Laissez pousser les asperges

A Charles-André BUJARD,

protecteur de Marie-Marie

et copain de longue date

de

SAN-ANTONIO

TO BE OR NOT TO BE

Encore un qui faisait partie de la grande famille Moije. Chacune de ses phrases débutait par : « Eh bien, moi, je… » C’est le vice number ouane de l’humanité.

Non contents de dire « moi » ou « je », faut qu’ils balancent les deux à la fois. Moi, je, c’est le fer de lance de toutes leurs converses à la con. Ils moijegent sans le vouloir, d’instinct. Impossible de s’exprimer autrement.

S’ils bannissaient ces deux pronoms personnels (qui, associés, composent leur véritable prénom personnel), ils ne pourraient plus moufter, n’auraient rien à dire.

Tuez le « Moi, je » et c’est le silence, on peut écouter le clavecin de Mozart, le vent dans les branches, le pet du pêcheur matinal au bord de l’étang…
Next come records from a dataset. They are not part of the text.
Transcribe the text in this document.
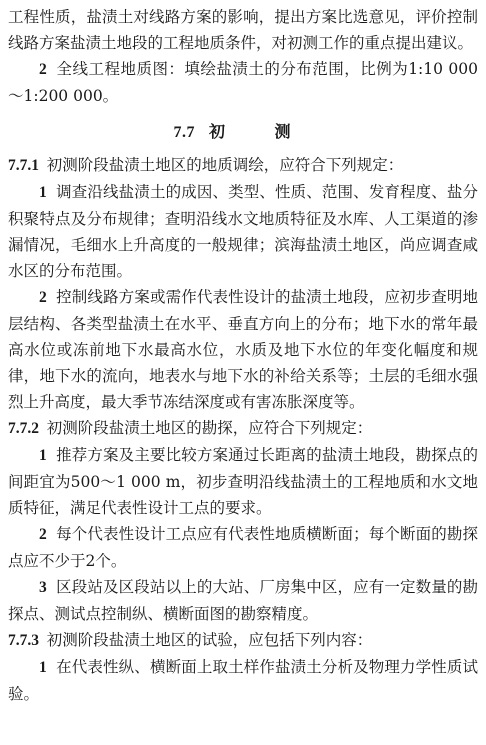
工程性质，盐渍土对线路方案的影响，提出方案比选意见，评价控制线路方案盐渍土地段的工程地质条件，对初测工作的重点提出建议。

2 全线工程地质图：填绘盐渍土的分布范围，比例为1:10 000～1:200 000。

7.7 初 测

7.7.1 初测阶段盐渍土地区的地质调绘，应符合下列规定：

1 调查沿线盐渍土的成因、类型、性质、范围、发育程度、盐分积聚特点及分布规律；查明沿线水文地质特征及水库、人工渠道的渗漏情况，毛细水上升高度的一般规律；滨海盐渍土地区，尚应调查咸水区的分布范围。

2 控制线路方案或需作代表性设计的盐渍土地段，应初步查明地层结构、各类型盐渍土在水平、垂直方向上的分布；地下水的常年最高水位或冻前地下水最高水位，水质及地下水位的年变化幅度和规律，地下水的流向，地表水与地下水的补给关系等；土层的毛细水强烈上升高度，最大季节冻结深度或有害冻胀深度等。

7.7.2 初测阶段盐渍土地区的勘探，应符合下列规定：

1 推荐方案及主要比较方案通过长距离的盐渍土地段，勘探点的间距宜为500～1 000 m，初步查明沿线盐渍土的工程地质和水文地质特征，满足代表性设计工点的要求。

2 每个代表性设计工点应有代表性地质横断面；每个断面的勘探点应不少于2个。

3 区段站及区段站以上的大站、厂房集中区，应有一定数量的勘探点、测试点控制纵、横断面图的勘察精度。

7.7.3 初测阶段盐渍土地区的试验，应包括下列内容：

1 在代表性纵、横断面上取土样作盐渍土分析及物理力学性质试验。
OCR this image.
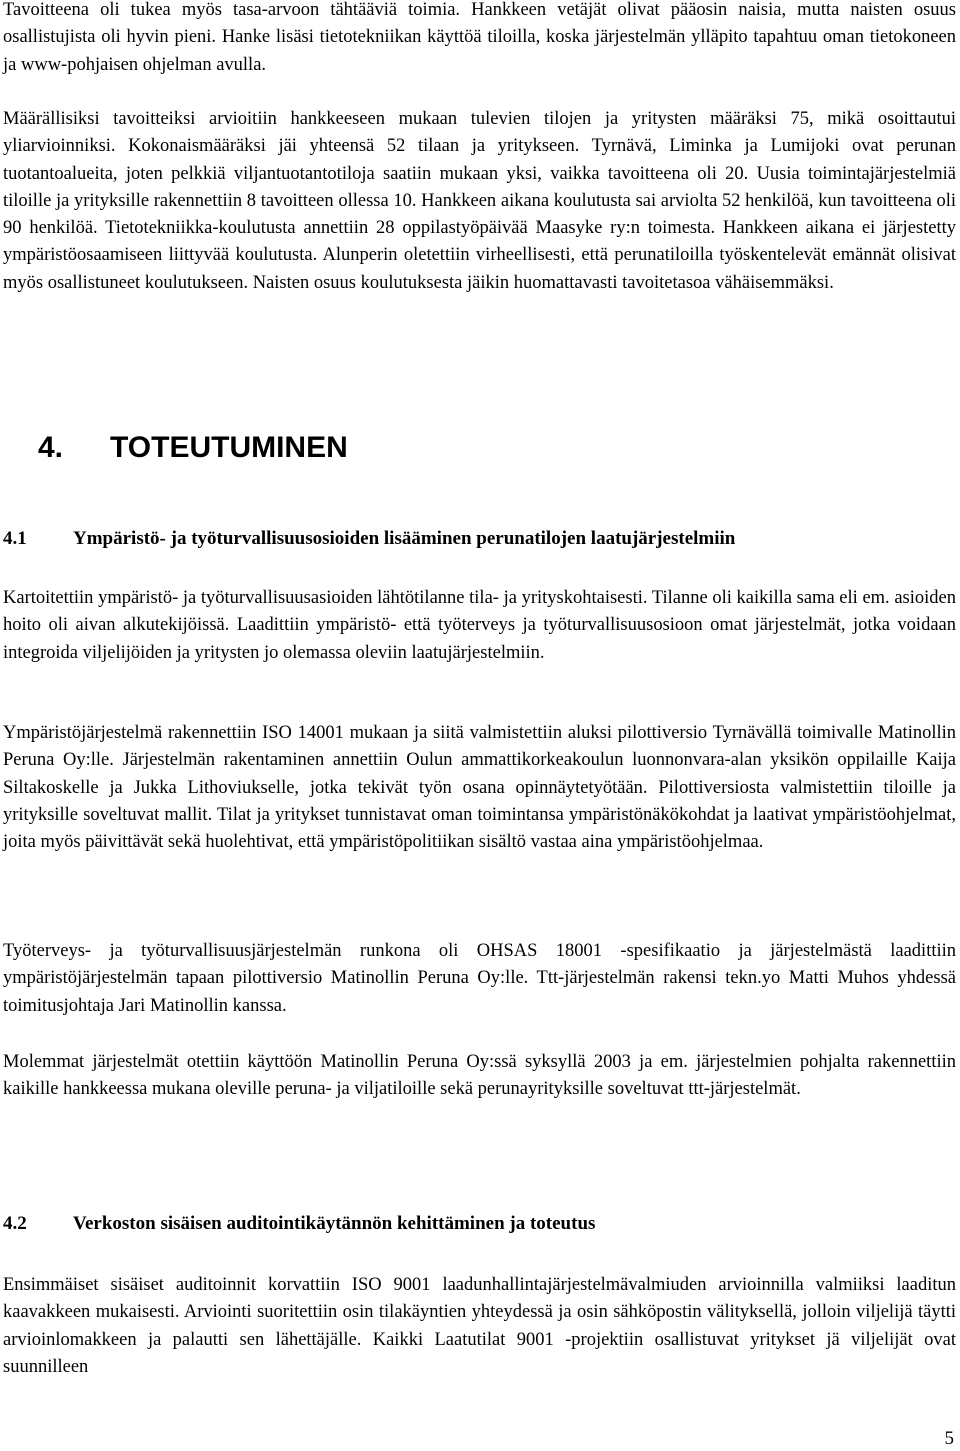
Tavoitteena oli tukea myös tasa-arvoon tähtääviä toimia. Hankkeen vetäjät olivat pääosin naisia, mutta naisten osuus osallistujista oli hyvin pieni. Hanke lisäsi tietotekniikan käyttöä tiloilla, koska järjestelmän ylläpito tapahtuu oman tietokoneen ja www-pohjaisen ohjelman avulla.

Määrällisiksi tavoitteiksi arvioitiin hankkeeseen mukaan tulevien tilojen ja yritysten määräksi 75, mikä osoittautui yliarvioinniksi. Kokonaismääräksi jäi yhteensä 52 tilaan ja yritykseen. Tyrnävä, Liminka ja Lumijoki ovat perunan tuotantoalueita, joten pelkkiä viljantuotantotiloja saatiin mukaan yksi, vaikka tavoitteena oli 20. Uusia toimintajärjestelmiä tiloille ja yrityksille rakennettiin 8 tavoitteen ollessa 10. Hankkeen aikana koulutusta sai arviolta 52 henkilöä, kun tavoitteena oli 90 henkilöä. Tietotekniikka-koulutusta annettiin 28 oppilastyöpäivää Maasyke ry:n toimesta. Hankkeen aikana ei järjestetty ympäristöosaamiseen liittyvää koulutusta. Alunperin oletettiin virheellisesti, että perunatiloilla työskentelevät emännät olisivat myös osallistuneet koulutukseen. Naisten osuus koulutuksesta jäikin huomattavasti tavoitetasoa vähäisemmäksi.

4. TOTEUTUMINEN
4.1 Ympäristö- ja työturvallisuusosioiden lisääminen perunatilojen laatujärjestelmiin

Kartoitettiin ympäristö- ja työturvallisuusasioiden lähtötilanne tila- ja yrityskohtaisesti. Tilanne oli kaikilla sama eli em. asioiden hoito oli aivan alkutekijöissä. Laadittiin ympäristö- että työterveys ja työturvallisuusosioon omat järjestelmät, jotka voidaan integroida viljelijöiden ja yritysten jo olemassa oleviin laatujärjestelmiin.

Ympäristöjärjestelmä rakennettiin ISO 14001 mukaan ja siitä valmistettiin aluksi pilottiversio Tyrnävällä toimivalle Matinollin Peruna Oy:lle. Järjestelmän rakentaminen annettiin Oulun ammattikorkeakoulun luonnonvara-alan yksikön oppilaille Kaija Siltakoskelle ja Jukka Lithoviukselle, jotka tekivät työn osana opinnäytetyötään. Pilottiversiosta valmistettiin tiloille ja yrityksille soveltuvat mallit. Tilat ja yritykset tunnistavat oman toimintansa ympäristönäkökohdat ja laativat ympäristöohjelmat, joita myös päivittävät sekä huolehtivat, että ympäristöpolitiikan sisältö vastaa aina ympäristöohjelmaa.

Työterveys- ja työturvallisuusjärjestelmän runkona oli OHSAS 18001 -spesifikaatio ja järjestelmästä laadittiin ympäristöjärjestelmän tapaan pilottiversio Matinollin Peruna Oy:lle. Ttt-järjestelmän rakensi tekn.yo Matti Muhos yhdessä toimitusjohtaja Jari Matinollin kanssa.

Molemmat järjestelmät otettiin käyttöön Matinollin Peruna Oy:ssä syksyllä 2003 ja em. järjestelmien pohjalta rakennettiin kaikille hankkeessa mukana oleville peruna- ja viljatiloille sekä perunayrityksille soveltuvat ttt-järjestelmät.

4.2 Verkoston sisäisen auditointikäytännön kehittäminen ja toteutus

Ensimmäiset sisäiset auditoinnit korvattiin ISO 9001 laadunhallintajärjestelmävalmiuden arvioinnilla valmiiksi laaditun kaavakkeen mukaisesti. Arviointi suoritettiin osin tilakäyntien yhteydessä ja osin sähköpostin välityksellä, jolloin viljelijä täytti arvioinlomakkeen ja palautti sen lähettäjälle. Kaikki Laatutilat 9001 -projektiin osallistuvat yritykset jä viljelijät ovat suunnilleen

5
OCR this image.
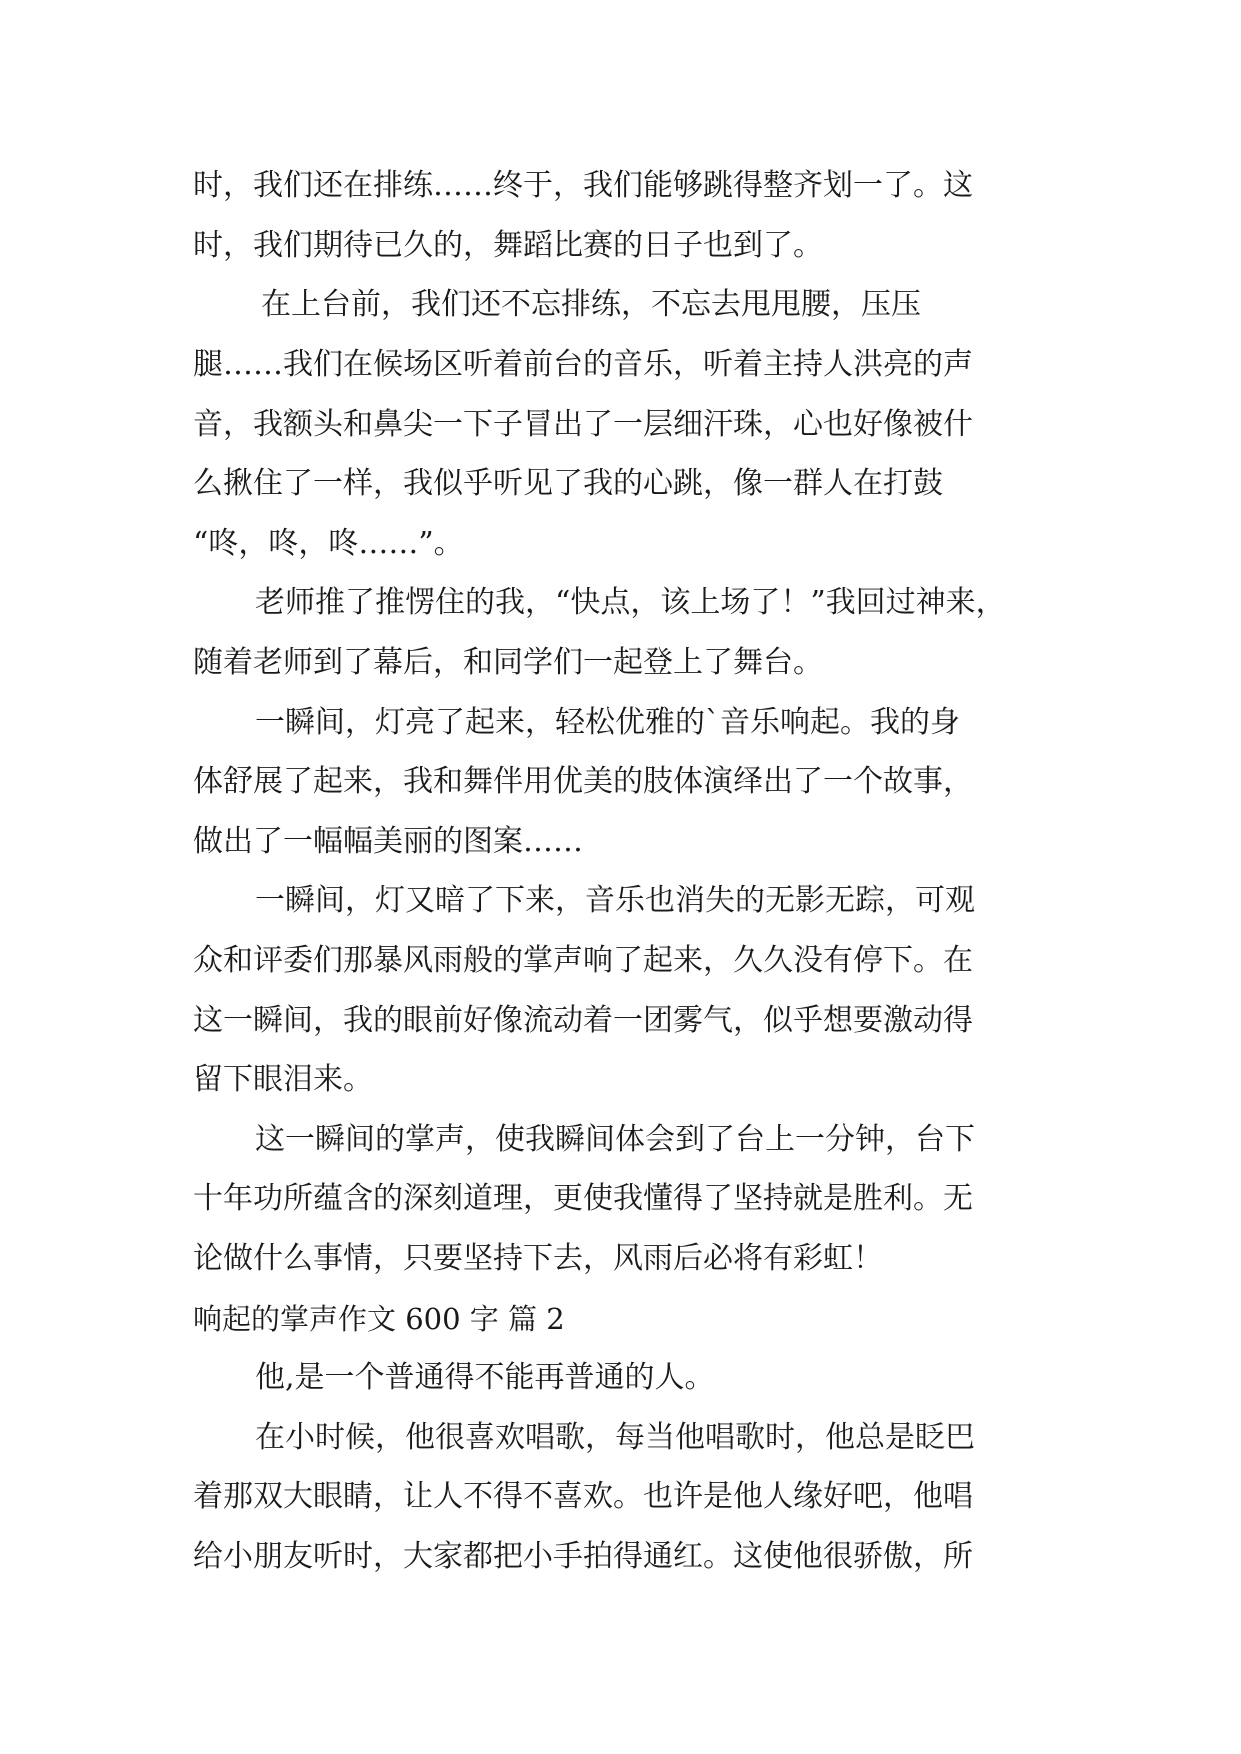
时，我们还在排练……终于，我们能够跳得整齐划一了。这
时，我们期待已久的，舞蹈比赛的日子也到了。
在上台前，我们还不忘排练，不忘去甩甩腰，压压
腿……我们在候场区听着前台的音乐，听着主持人洪亮的声
音，我额头和鼻尖一下子冒出了一层细汗珠，心也好像被什
么揪住了一样，我似乎听见了我的心跳，像一群人在打鼓
“咚，咚，咚……”。
老师推了推愣住的我，“快点，该上场了！”我回过神来，
随着老师到了幕后，和同学们一起登上了舞台。
一瞬间，灯亮了起来，轻松优雅的`音乐响起。我的身
体舒展了起来，我和舞伴用优美的肢体演绎出了一个故事，
做出了一幅幅美丽的图案……
一瞬间，灯又暗了下来，音乐也消失的无影无踪，可观
众和评委们那暴风雨般的掌声响了起来，久久没有停下。在
这一瞬间，我的眼前好像流动着一团雾气，似乎想要激动得
留下眼泪来。
这一瞬间的掌声，使我瞬间体会到了台上一分钟，台下
十年功所蕴含的深刻道理，更使我懂得了坚持就是胜利。无
论做什么事情，只要坚持下去，风雨后必将有彩虹！
响起的掌声作文 600 字 篇 2
他,是一个普通得不能再普通的人。
在小时候，他很喜欢唱歌，每当他唱歌时，他总是眨巴
着那双大眼睛，让人不得不喜欢。也许是他人缘好吧，他唱
给小朋友听时，大家都把小手拍得通红。这使他很骄傲，所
Donc, le monsieur qui me recevait ce matin-là dans son bureau « personnalisé » de grand pédégé de mes fesses, ce monsieur y allait au « Moi, je », comme les vaillants poilus de Verdun montaient en ligne. Vanité au canon, ivre de soi, il chargeait dans la tourmente de la fripe. Sonne, petit clairon !

Bien qu’il fût encore jeune, la ganache se profilait en lui, comme le squelette sous la décharnance du vieillard.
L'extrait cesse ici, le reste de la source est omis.